Le regole del vestire, una lezione anche a scuola

Foto d'archivio
Foto d'archivio

È giusto, vista l'afa, entrare a scuola (o in ufficio, è la stessa cosa) in short, canottiera, gonne corte o infradito? Lecito forse sì. Appropriato, non del tutto. La libertà personale dovrebbe essere, in casi simili, pressoché assoluta. Lo stile e una moderata eleganza, anche. La forma è sostanza. E non solo in letteratura.

Il caso è partito pochi giorni fa da una scuola di Schio, Vicenza, all'Itis «De Pretto», dove la Preside ha diramato una circolare per richiamare ragazze e ragazzi a un certo decoro nell'abbigliamento durante le lezioni - cioè a indossare «pantaloni lunghi e gonne al ginocchio» - con conseguenti note sul registro per chi non si adegua. Della cosa se ne è subito parlato in altri istituti, sui giornali, nelle famiglie. Da una parte c'è chi pensa che il problema non sia come vestano i ragazzi, ma il livello di istruzione e dei servizi offerti dalla scuola italiana. Dall'altra chi è convinto che l'educazione al comportamento nelle diverse circostanze - un conto è la spiaggia, un altro l'aula - non sia secondaria per una buona istruzione di base.

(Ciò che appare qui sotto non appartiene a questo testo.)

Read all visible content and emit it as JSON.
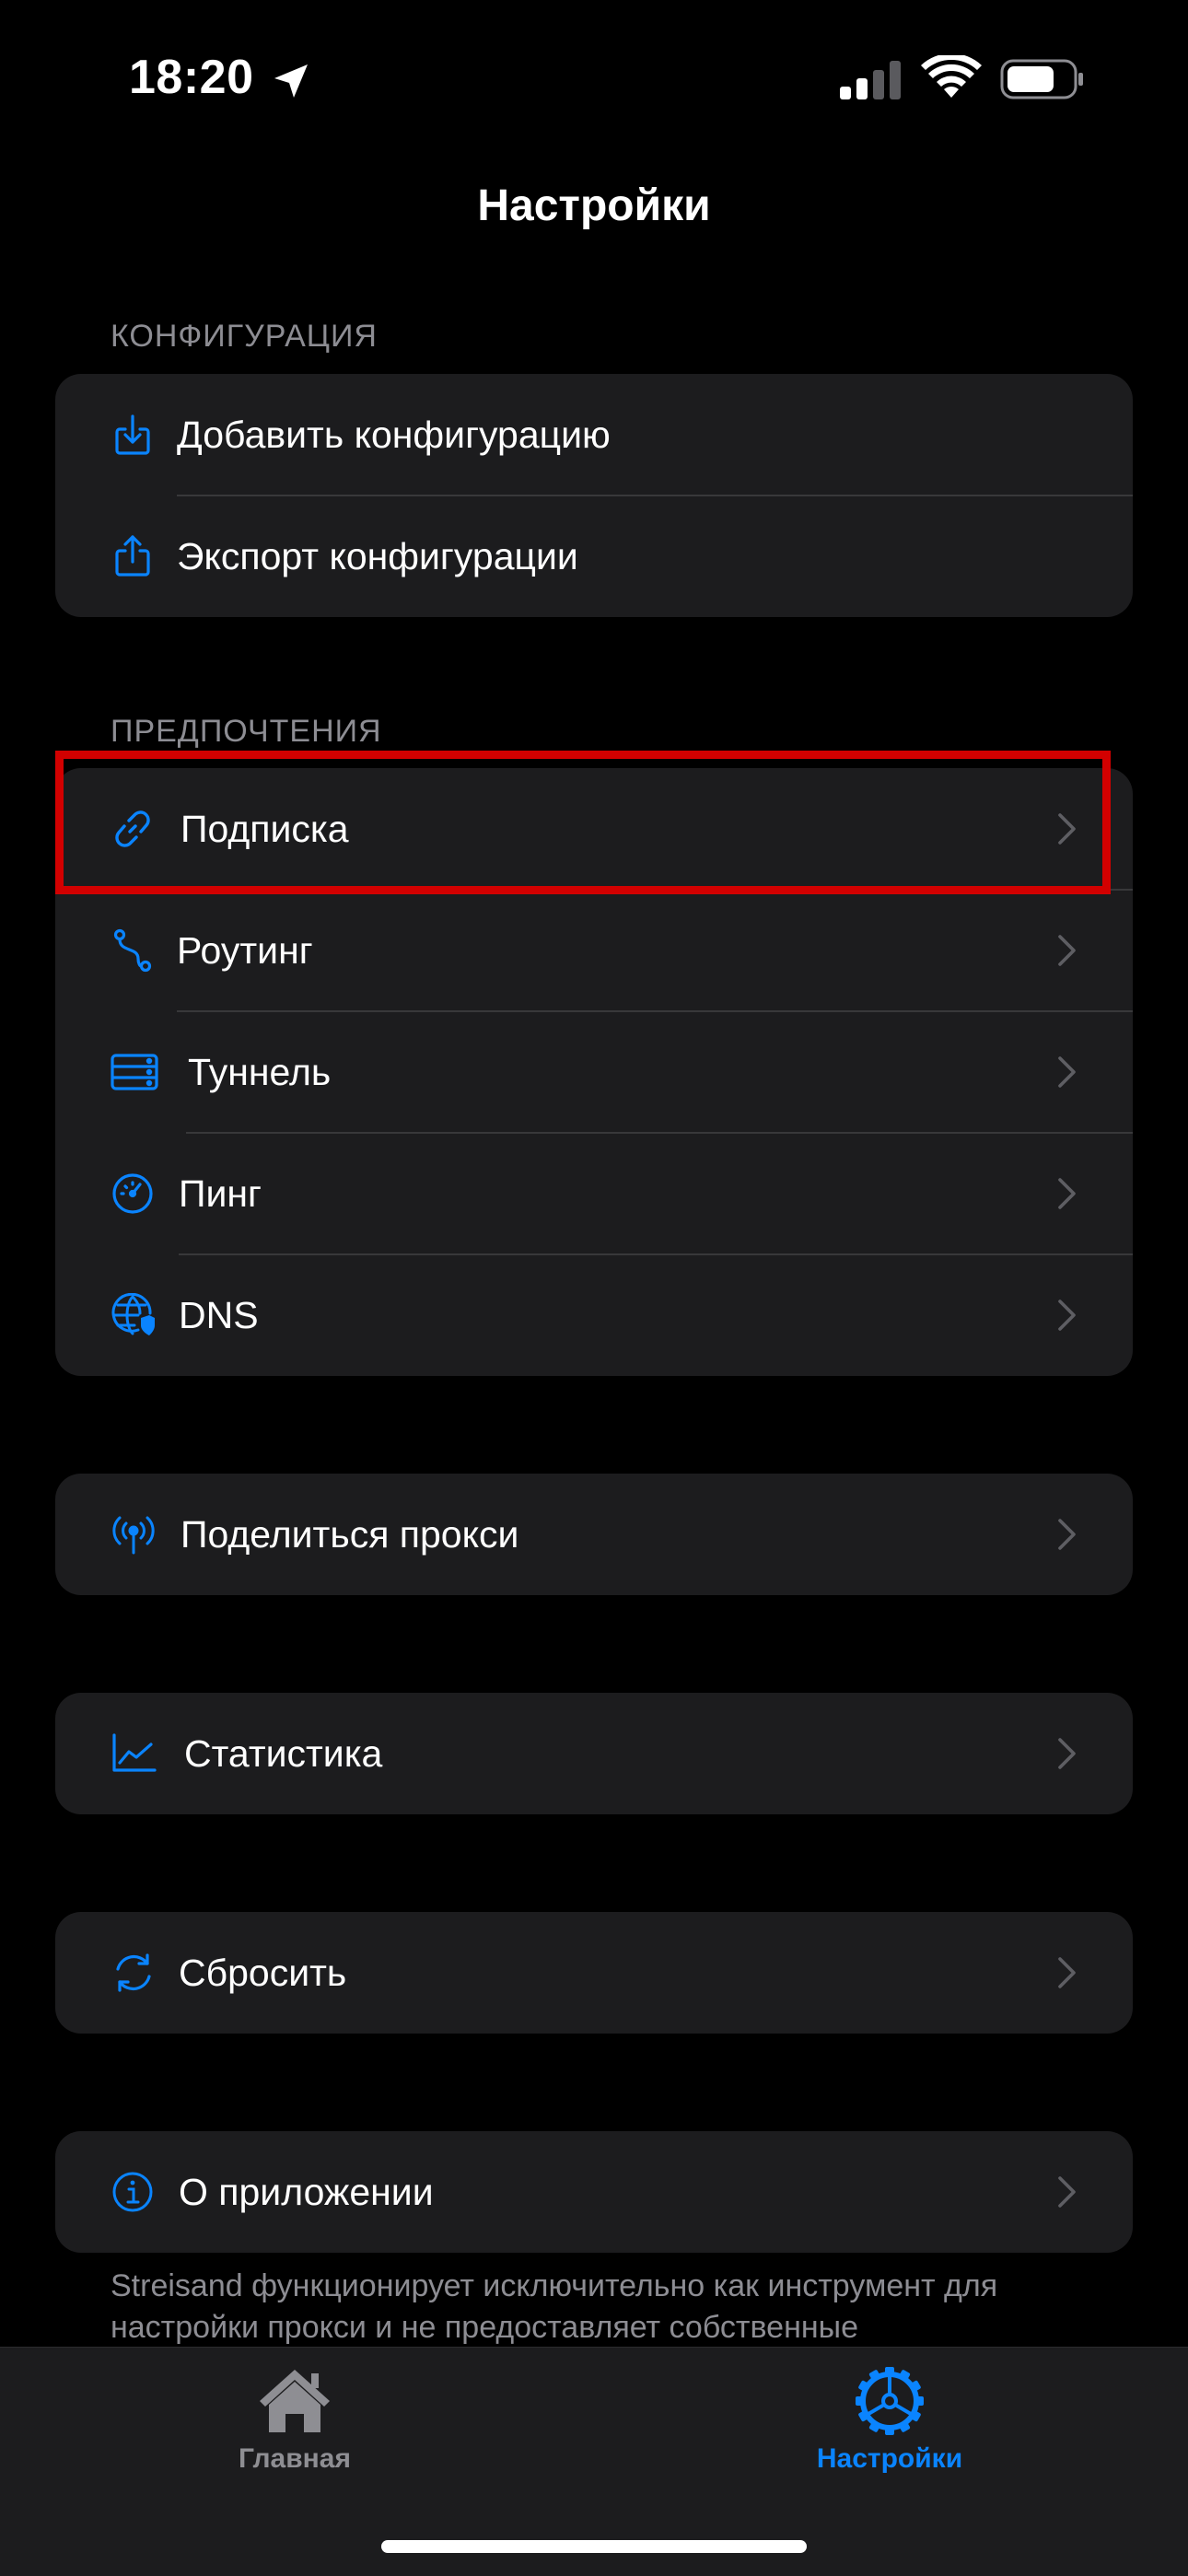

Ogni volta che si accorciano i centimetri di stoffa, si allungano le polemiche. Alcuni studenti dell'istituto di Schio si sono persino appellati al diritto alla salute (essere troppo coperti quando fa molto caldo può creare problemi fisici...) e alla Dichiarazione universale dei diritti umani (la famosa libertà dei costumi...). La preside ha invitato i ragazzi a distinguere: un richiamo a una maggiore cura nel vestiario anche in giornate di alta temperatura, non è propriamente una forma di tortura o censura. Ma non è bastato. Gli studenti si sono divisi, come abitudine, tra diligenti conformisti e simpatici ribelli. E gli adulti, come sempre, tra inflessibili conservatori ed eterni contestatori. In mezzo è rimasto il buon senso.

Insegnare i modi della civiltà, anche attraverso l'abbigliamento corretto in classe, non è una «ipocrisia anacronistica», come hanno scritto alcuni studenti. Ma un dovere della scuola. È una materia strana, che sta tra la filosofia e la storia dell'arte, e si chiama «Stile» (e non staremo a tenere una lezione sullo stretto rapporto tra Estetica ed Etica, ciò su come la Bellezza sia generatrice di virtù, e il brutto del Male). Così come dettare delle regole di comportamento, anche in fatto di guardaroba, non lede alcun diritto costituzionale. È solo un altro modo per preparare i ragazzi alla vita adulta, fatta di rapporti di lavoro, obblighi, relazioni sociali e soprattutto - sempre - buon gusto. E sapere come vestirsi, come stare a tavola, come parlare, non è un regolamento da college, semmai una carta vincente (rimane solo un parere di chi scrive: ma tra un inglese «fluente» e il saper abbinare abito e pochette alle diverse situazioni, continuerei a scegliere la seconda dote: mi è servita molto di più nella vita, ndr). Comunque...

Qualcuno a Schio - addirittura - ha porta in aula autorevoli riviste di moda che spiegano come bermuda e t-shirt, in estate, possano essere un dress code consono e rispettoso. «La volgarità e la maleducazione sono un'altra cosa» rispetto a un paio di jeans tagliati male, è vero.

Ma il rispetto per sé e per gli altri (colleghi, compagni, professori), che vale qualcosa in più della semplice moda e dei freddi regolamenti, inizia sempre dallo stile. Cosa cui non bisognerebbe mai rinunciare. Seppure a volte costi qualche fastidioso grado centigrado in più.